Beispiele für ein derartiges Missverhalten war zum Beispiel der Grand Prix von Deutschland am Hockenheimring 1994, als Mika Häkkinen mit seinem McLaren-Peugeot einmal diagonal durch die ersten fünf Startreihen pflügte und damit das Fahrerfeld um 13 Wagen dezimierte – doch in diesem Fall verfügte die Rennleitung wider Erwarten nicht den Renn- bzw. Startabbruch, sodass die prominenten Crashpiloten nicht zu ihren Ersatzwagen eilen durften und Gerhard Berger auf Ferrari, nach dem motorbedingten Ausscheiden Michael Schumachers, einen ungefährdeten Sieg vor den beiden Ligier-Renault von Olivier Panis und Éric Bernard einfahren konnte. Von 26 gestarteten Wagen kamen nur acht Fahrzeuge ins Ziel.

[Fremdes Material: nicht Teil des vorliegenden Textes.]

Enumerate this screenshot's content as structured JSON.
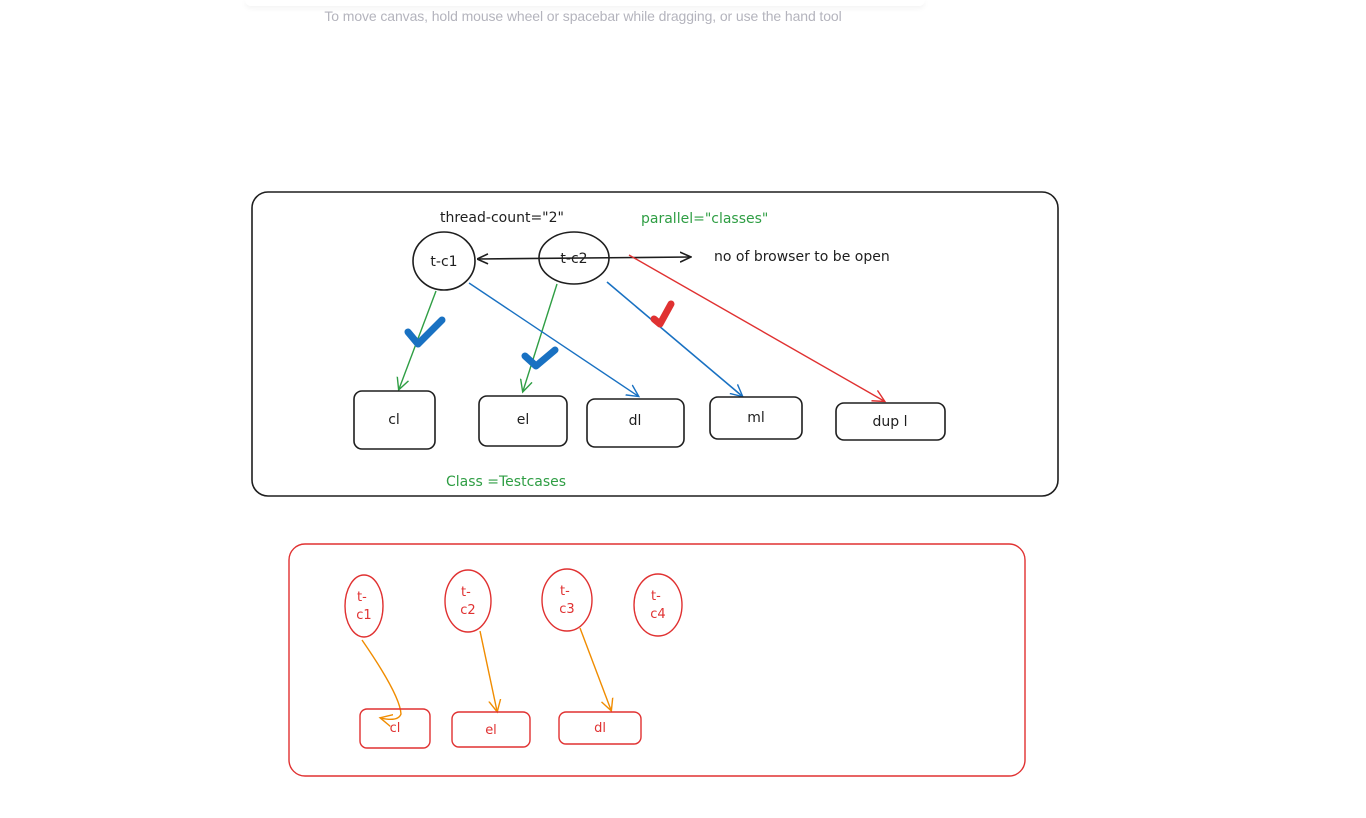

Ein Fall, wo dieses Fehlverhalten der Fahrer indirekt belohnt wurde, war der Startunfall im Folgejahr in Monaco, als David Coulthard und Jean Alesi den Startabbruch „verursachten“ und daraufhin „unbeschwert“ in ihre Ersatzwagen eilten. Nicht nur die kleineren Teams kritisierten diese Praxis, sondern auch erfahrene Piloten, wie Gerhard Berger, rügten das unvernünftige Verhalten jener unbeherrschter Piloten, die „gleich beim Start den Grand Prix gewinnen wollten.“

In den Folgejahren zögerte die Rennleitung daher oft, den Start wiederholen zu lassen, was jedoch konträr zu dem gesteigerten Sicherheitsbedürfnis einherging und so sollte es noch lange dauern, bis durch die Einschränkung der Ersatzwagen je Grand Prix auf ein Modell zum Beginn der Formel-1-Saison 2003 wie erwartet die ganz schweren, im Unterbewusstsein einkalkulierten, Startkollisionen zurückgegangen sind.